Wiesz, jaki samochód stoi u Ciebie w garażu? Na pewno znasz markę i model, ale gdybyśmy zapytali o typ nadwozia, niektórzy mogliby się zawahać. Dzisiaj to sobie wyjaśnimy. Zaczniemy od klasycznego typu

Sedan

Foto: BMW

Typowy kształt samochodu. Gdy dziecko rysuje samochód, najprawdopodobniej będzie on wyglądał jak sedan, złożony z bryły silnika, bryły kabiny pasażerskiej i bryły bagażnika. Dlatego też nadwozie to znane jest również jako „trójbryłowe”. Sedan dominował w świecie motoryzacji w drugiej połowie XX wieku i do dziś pozostaje niezwykle popularny w całej Azji, od Stambułu po Szanghaj. Główna zaleta konstrukcyjna sedana jest trudna do zrozumienia dla przeciętnego konsumenta: polega ona na sztywności nadwozia, którą zapewnia przegroda za tylnymi siedzeniami. Sztywne nadwozie jest jednym z warunków precyzyjnego prowadzenia na zakrętach, ale także komfortu i wyrafinowania. Niższy poziom hałasu zawdzięcza ograniczonemu przenoszeniu odgłosów z tylnych kół do kabiny pasażerskiej, ponieważ znajdują się one jak gdyby w bagażniku. Oprócz tradycji, jest to jeden z powodów, dla których najbardziej luksusowe samochody, takie jak Mercedes-Benz klasy S lub Rolls-Royce Phantom, nadwozie typu sedan mają do dziś.

Liftback

Foto: Škoda

Lift = podniesiony, back = tył. Nawet bardzo podstawowa znajomość języka angielskiego wystarczy, aby zrozumieć, jaka jest główna przewaga liftbacka nad sedanem. Chociaż to nadwozie jest podobnie opływowe, a czasem ma nawet celowo wystylizowane schodkowe kształty jak u sedana, większy otwór załadunkowy w połączeniu ze składanymi siedzeniami umożliwia nawet przewożenie zakupów z marketu budowlanego lub płasko zapakowanych mebli. Wiele współczesnych samochodów uważanych przez laików za sedany to po prostu liftbacki. Skoda Superb lub Audi A7, ale również Porsche Panamera to tylko niektóre z nich. Głęboko wycięte nadwozie kołysze się nieco pod obciążeniem, więc liftback zawsze będzie głośniejszy i mniej precyzyjny przy pokonywaniu zakrętów niż porównywalny sedan, ale jest to akceptowalna cena dla zdecydowanej większości klientów za znacznie bardziej praktyczne rozwiązanie.

Kombi

Audi A4 Avant. Foto: Audi

Przez dziesięciolecia osoby, które musiały przewozić większe zakupy czy duże psy, nie miały innego wyboru niż klasyczne kombi. Dziś wiele osób woli przesiąść się do SUV-a. Jednak ze względów technicznych nieuchronnie dojdziemy do wniosku, że porównując dwa samochody w podobnej cenie, zawsze będzie to kombi, które zaoferuje więcej przestrzeni bagażowej, niższe zużycie paliwa i lepsze prowadzenie. Do tego dochodzi czynnik popytu. Na ładnego Tiguana komisy mogą niemal tworzyć listy oczekujących, natomiast obok będzie stał Golf Variant z tego samego rocznika z podobnym przebiegiem, silnikiem i wyposażeniem o około 150 000 CZK tańszy (w przypadku trzyletnich pojazdów). Innymi słowy, za cenę kompaktowego SUV-a można dostać odpowiednik kombi o klasę większy. W przypadku VW będzie to Passat.
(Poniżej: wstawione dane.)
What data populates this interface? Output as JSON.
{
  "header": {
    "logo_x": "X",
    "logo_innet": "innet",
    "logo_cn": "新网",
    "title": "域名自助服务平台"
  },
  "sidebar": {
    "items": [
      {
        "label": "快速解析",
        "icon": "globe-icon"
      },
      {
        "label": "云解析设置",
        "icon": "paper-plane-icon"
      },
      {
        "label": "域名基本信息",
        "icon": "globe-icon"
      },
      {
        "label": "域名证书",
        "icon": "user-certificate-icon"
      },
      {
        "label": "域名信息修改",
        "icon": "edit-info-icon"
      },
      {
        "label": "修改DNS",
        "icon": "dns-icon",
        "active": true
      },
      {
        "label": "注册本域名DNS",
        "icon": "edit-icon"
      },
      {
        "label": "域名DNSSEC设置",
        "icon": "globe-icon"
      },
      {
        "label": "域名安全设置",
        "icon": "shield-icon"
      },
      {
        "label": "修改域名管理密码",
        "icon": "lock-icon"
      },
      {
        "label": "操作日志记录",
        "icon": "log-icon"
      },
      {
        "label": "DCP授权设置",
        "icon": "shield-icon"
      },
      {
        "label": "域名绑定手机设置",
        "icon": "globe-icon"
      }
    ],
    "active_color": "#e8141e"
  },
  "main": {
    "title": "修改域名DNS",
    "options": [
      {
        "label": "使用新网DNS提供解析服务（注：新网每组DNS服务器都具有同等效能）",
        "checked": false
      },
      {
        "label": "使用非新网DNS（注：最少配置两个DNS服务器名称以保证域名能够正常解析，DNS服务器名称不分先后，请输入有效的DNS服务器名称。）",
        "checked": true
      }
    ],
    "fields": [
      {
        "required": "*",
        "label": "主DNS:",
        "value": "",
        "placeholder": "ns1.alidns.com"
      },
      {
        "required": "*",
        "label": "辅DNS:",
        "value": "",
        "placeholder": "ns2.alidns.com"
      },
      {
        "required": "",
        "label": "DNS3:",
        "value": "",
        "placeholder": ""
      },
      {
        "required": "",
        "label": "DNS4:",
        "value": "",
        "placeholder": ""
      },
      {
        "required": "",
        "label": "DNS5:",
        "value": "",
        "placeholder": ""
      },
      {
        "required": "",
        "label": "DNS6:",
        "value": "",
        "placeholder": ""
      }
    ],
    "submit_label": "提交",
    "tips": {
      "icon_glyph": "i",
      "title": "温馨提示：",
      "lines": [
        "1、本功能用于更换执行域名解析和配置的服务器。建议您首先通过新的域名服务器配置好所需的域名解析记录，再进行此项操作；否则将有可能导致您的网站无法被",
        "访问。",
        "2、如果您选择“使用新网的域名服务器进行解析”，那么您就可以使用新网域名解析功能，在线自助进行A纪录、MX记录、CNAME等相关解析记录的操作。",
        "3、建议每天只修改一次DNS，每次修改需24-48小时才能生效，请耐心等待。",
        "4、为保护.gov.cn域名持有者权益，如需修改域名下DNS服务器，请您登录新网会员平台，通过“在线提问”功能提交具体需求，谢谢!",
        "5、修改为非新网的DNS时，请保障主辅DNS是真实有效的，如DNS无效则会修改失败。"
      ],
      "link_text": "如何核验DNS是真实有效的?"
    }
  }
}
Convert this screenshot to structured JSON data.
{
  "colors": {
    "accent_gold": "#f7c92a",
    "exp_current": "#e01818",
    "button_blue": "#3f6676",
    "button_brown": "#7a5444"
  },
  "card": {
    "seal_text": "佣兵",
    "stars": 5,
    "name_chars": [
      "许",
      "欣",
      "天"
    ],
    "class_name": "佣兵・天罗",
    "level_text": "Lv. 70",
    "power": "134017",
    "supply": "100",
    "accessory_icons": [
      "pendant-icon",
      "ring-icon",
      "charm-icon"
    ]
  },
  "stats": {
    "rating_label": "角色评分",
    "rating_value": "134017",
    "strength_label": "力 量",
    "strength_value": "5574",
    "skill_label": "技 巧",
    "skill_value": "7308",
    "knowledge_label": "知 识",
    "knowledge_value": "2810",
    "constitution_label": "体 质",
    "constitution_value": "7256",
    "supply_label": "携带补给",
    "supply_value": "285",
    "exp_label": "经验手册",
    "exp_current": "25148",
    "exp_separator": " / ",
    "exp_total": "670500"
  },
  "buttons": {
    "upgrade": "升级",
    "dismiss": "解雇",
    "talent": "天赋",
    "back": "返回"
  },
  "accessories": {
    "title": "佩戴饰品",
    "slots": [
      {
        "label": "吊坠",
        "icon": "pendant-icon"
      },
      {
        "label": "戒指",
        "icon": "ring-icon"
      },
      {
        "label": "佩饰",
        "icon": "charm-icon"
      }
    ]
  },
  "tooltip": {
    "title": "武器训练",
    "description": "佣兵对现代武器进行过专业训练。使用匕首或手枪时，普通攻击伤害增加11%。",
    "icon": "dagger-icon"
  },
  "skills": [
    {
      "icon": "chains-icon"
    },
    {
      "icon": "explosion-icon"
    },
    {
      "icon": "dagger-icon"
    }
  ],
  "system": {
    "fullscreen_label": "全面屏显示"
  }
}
Stylowe samochody kombi z niższym dachem są obecnie pieszczotliwie nazywane przez firmy motoryzacyjne „Shooting Brake”, być może ze względu na ich pochodzenie od pojazdów konnych wykorzystywanych podczas polowań przez brytyjską arystokrację. Założymy się jednak, że większość właścicieli Volkswagena Arteona Shooting Brake, Mercedesa CLA Shooting Brake lub Kii Proceed Shooting Brake nie wozi w swoich samochodach długiej broni ani upolowanych kaczek. 😃

Hatchback

VW Golf. Foto: VW

Sedan z uciętym bagażnikiem, czy raczej krótkie kombi? Chyba to drugie, ponieważ hatchback z (względnie) prostopadłym, otwieranym do góry tyłem jest nadwoziem dwubryłowym, podobnie jak liftback i kombi. Jedna bryła zawiera silnik, a druga jest dzielona pomiędzy pasażerów i bagaże. Hatchback jest równie wszechstronny jak kombi, ale w skromniejszej przestrzennie wersji. Dzięki prostopadłemu tyłowi, składanym tylnym siedzeniom i dużemu otworowi załadunkowemu nawet do małego samochodu wejdzie na przykład pralka, jeśli zajdzie taka potrzeba. Dlatego hatchback to idealny wybór dla tych klientów, którzy zazwyczaj jeżdżą w pojedynkę lub w parach i tylko od czasu do czasu potrzebują przewieźć coś większego. Typowym przedstawicielem tej kategorii jest Volkswagen Golf, nawiasem mówiąc, najlepiej sprzedający się samochód w Europie od dawna.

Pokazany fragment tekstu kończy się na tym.